Prior to British rule, India was famous in the world for its exportable items, which were bused on cottage and small scale industries. But during the British period India was forced to change its pattern of trade, exporting only the raw materials for British industries and importing the final products to provide a market of the English industries.

Before the Second World War, India was bound to export more than its import, in order to meet the unilateral transfer payments in the shape of salaries and pensions for British officials in India, resulting in a favourable balance of trade position. The direction of trade was pointed towards U.K. amounting 31 per cent of India’s total import during 1938-39. However a considerable change in the composition, pattern and direction of trade took place during the planning era, though the deficit in the balance of payment account is increasingly is becoming high.

Foreign Trade during Plan Periods

The First Plan:


During the First Plan, the deficit in the balance of payment was worked out to be Rs 108 crores per annum. This was basically due to the import of developmental capital goods. However, there was no change in the export side during the plan period.

The Second Plan (1956-57-60-61):

The import of the country increased significantly during the 2nd plan period, as there was a change in the very structure of the economy. Due to the implementation of the Mohalanobis model, huge investment was to be made on basic and key industries.

Foreign technology, technical know-how and concessional capital constituted the main items of India’s import. Further to meet the internal shortage, enough amounts of food grains had to be imported. The export during the period also slowed down and the much needed diversification of export and export-promotion did not materialise. There was an acute shortage of foreign exchange due to the unfavorable balance of payment situation.


The Third Plan (1961-62-65-66):

During the 3rd plan period, the average import of the country was at Rs 1,224 crores, while the corresponding import was only Rs. 747 crores, resulting in a huge trade deficit. The basic reason for this situation is the need for higher import for our materials and industrial and technical know-how and food grains during the period.

Devaluation of 1966 and period up to 1973-74:

Due to a continuous adverse balance of payment situation since 1951, acute foreign exchange position, growing international borrowing from abroad, India was compelled to devaluate the value of Rupee by 36.5 per cent in June 1966. Due to failure of agriculture, import of food grains became necessary which resulted in a further trade deficit.


However, due to favourable agriculture and reduction of food grain import, along with import restriction and export promotion measures, during 1972-73, the country was able to have a favourable balance of trade position. But in the next year, due to increase in the price of petroleum products, chemical fertilizer and newsprint in the global market again the deficit cropped up. However, the magnitude of deficit during 4th plan period was less than its earlier period.

The Fifth Plan (1974-75):

The value of imports during this period touched a very high level due to increase in prices of petroleum products, fertilizer and food grains. Export during the period also increased significantly, in fish, fish preparations, coffee, groundnuts, tea, cotton fabrics and ready-made garments. During 1976-77, the country experienced a trade surplus.

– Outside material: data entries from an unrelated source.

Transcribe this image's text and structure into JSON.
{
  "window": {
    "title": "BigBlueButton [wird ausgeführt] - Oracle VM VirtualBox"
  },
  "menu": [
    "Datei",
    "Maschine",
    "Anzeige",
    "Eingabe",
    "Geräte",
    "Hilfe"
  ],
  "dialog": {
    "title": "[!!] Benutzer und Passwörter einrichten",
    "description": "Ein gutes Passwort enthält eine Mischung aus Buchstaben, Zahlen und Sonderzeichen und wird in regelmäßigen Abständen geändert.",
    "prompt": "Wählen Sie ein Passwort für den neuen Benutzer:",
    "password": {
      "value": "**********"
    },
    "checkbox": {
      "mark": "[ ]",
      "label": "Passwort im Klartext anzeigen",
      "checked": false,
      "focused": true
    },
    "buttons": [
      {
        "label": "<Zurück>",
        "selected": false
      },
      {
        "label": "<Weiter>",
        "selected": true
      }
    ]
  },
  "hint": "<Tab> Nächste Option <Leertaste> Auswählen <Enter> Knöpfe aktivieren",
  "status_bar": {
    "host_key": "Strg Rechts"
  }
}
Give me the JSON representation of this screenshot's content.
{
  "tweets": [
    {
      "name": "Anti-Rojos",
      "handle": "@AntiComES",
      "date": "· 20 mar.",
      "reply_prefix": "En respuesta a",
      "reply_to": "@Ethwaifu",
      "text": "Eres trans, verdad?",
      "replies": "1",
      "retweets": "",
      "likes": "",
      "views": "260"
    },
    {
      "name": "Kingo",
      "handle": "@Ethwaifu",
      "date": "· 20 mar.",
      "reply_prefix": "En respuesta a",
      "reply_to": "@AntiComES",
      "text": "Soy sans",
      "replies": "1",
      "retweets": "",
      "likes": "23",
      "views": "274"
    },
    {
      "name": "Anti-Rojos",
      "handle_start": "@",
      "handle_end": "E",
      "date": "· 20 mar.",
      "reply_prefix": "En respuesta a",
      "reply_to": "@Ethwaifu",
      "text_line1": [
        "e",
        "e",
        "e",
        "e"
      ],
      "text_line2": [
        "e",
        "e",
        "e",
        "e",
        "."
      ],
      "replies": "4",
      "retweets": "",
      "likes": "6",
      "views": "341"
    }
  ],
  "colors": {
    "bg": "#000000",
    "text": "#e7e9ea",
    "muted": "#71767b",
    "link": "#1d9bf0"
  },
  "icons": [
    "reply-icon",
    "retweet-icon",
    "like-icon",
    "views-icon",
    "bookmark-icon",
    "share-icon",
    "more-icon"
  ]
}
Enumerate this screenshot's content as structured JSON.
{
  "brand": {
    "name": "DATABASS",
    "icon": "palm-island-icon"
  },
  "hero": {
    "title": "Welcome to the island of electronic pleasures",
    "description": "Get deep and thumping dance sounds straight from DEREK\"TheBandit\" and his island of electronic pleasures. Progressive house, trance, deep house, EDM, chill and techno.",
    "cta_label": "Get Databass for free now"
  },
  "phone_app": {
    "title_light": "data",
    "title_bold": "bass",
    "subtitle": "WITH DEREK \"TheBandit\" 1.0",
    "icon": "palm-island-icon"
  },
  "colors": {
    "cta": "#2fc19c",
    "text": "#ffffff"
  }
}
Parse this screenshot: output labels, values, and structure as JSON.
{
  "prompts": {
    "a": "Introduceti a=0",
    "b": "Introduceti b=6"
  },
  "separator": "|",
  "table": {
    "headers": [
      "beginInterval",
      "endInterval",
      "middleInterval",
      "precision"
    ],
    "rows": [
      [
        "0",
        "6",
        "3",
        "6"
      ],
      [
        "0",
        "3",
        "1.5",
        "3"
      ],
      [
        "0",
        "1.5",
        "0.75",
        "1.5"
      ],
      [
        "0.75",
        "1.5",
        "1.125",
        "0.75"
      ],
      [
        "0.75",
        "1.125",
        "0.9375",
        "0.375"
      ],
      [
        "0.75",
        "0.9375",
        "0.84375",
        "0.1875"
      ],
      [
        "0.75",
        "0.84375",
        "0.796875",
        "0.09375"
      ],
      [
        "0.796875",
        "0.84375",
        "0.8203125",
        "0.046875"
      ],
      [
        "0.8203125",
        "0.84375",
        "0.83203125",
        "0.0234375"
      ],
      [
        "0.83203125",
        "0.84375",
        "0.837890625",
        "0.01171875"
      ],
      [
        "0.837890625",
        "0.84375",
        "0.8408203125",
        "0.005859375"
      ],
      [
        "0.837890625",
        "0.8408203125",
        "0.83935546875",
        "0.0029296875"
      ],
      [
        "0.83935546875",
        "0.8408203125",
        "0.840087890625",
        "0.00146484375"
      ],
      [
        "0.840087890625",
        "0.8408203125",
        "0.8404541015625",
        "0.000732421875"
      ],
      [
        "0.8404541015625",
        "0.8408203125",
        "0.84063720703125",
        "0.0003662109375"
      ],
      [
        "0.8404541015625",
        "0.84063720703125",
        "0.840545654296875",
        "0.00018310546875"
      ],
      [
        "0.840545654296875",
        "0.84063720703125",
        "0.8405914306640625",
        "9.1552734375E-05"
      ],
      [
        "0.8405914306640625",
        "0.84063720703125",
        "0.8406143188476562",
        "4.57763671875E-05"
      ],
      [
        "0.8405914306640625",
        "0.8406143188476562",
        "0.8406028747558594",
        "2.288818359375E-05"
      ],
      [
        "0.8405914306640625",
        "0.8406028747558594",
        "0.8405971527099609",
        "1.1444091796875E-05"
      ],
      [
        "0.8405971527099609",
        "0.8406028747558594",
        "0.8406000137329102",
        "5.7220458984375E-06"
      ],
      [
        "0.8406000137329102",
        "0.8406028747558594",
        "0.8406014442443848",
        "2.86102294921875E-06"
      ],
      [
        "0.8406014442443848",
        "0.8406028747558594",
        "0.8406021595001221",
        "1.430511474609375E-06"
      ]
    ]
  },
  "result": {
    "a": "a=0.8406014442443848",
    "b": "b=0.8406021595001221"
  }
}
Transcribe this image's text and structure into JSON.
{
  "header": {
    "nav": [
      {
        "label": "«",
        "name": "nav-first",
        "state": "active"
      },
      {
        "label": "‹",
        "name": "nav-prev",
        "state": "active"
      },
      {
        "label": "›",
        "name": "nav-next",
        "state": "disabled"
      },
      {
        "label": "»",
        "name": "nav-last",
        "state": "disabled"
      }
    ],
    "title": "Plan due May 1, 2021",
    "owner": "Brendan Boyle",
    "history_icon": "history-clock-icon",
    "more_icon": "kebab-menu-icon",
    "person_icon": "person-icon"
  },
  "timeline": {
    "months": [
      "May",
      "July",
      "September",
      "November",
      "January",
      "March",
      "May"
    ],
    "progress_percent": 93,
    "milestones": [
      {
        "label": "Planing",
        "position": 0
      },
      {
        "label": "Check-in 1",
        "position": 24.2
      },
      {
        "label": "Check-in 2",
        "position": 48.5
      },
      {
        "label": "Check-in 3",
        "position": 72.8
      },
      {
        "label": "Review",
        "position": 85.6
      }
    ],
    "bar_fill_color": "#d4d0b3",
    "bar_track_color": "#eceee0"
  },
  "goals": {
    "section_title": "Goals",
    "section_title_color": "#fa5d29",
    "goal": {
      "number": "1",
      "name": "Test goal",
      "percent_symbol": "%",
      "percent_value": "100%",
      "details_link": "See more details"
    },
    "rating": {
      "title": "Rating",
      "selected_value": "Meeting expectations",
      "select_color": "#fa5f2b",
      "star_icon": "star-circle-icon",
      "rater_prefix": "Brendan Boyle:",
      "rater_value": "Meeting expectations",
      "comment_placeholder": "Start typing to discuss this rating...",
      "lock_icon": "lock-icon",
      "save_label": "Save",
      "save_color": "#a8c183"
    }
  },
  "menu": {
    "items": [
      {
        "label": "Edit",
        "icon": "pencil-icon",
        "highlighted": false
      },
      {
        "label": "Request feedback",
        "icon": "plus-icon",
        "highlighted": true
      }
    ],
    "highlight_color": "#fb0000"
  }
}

However during 1977-78 and in the next two years due to a unsystematic liberal import policy, along with stagnant export, the balance of trade became negative.


The Sixth and Seventh Plan:

Due to a further increase in the price of petroleum products, the import bill increased from Rs. 6,814 crores in 1978-79 to Rs.13, 608 crores in 1981-82. The outcome was unprecedented trade deficit, though the export increased considerably during the period. The average annual import during the 7th Plan was Rs 28,874 crores but export average stood up at Rs. 18,033 crores. The trade deficit compelled the Govt. to borrow Rs. 6.7 billions from World Bank and IMF.

Foreign trade from 1989-90 to 93-94:

In spite of a rise in exports, trade deficit shot up to a high figure of Rs. 10,635 crores due to increase in import value as an outcome of Gulf War. During 1991-92, the Govt. went for drastic import reduction and took many policies to increase export. But export in dollar-term did not rise. This was mainly due to the decline in export to Rupee Payment Area (RPA) by 42.5% in dollar terms during 1991-92. During 1991-93, trade-deficit further worsened. The import of oil rose by 13.5%. The disintegration of USSR resulted in an export decline. However, the exports to General Currency Area (GCA) rose by 10.4% in 1992-93, but in RPA it further declined. During 1993-94, export promotion measures, export increased by 19.6%, while the import increased by 6.1%. This resulted in a decline in trade deficit, which requires further to be sustained over a long period of time. The main features of foreign trade are as follows:


(1) Growing value of trade,

(2) Large growth of import,

(3) Inadequate expansion of exports.

(4) Resulting widening trade deficit.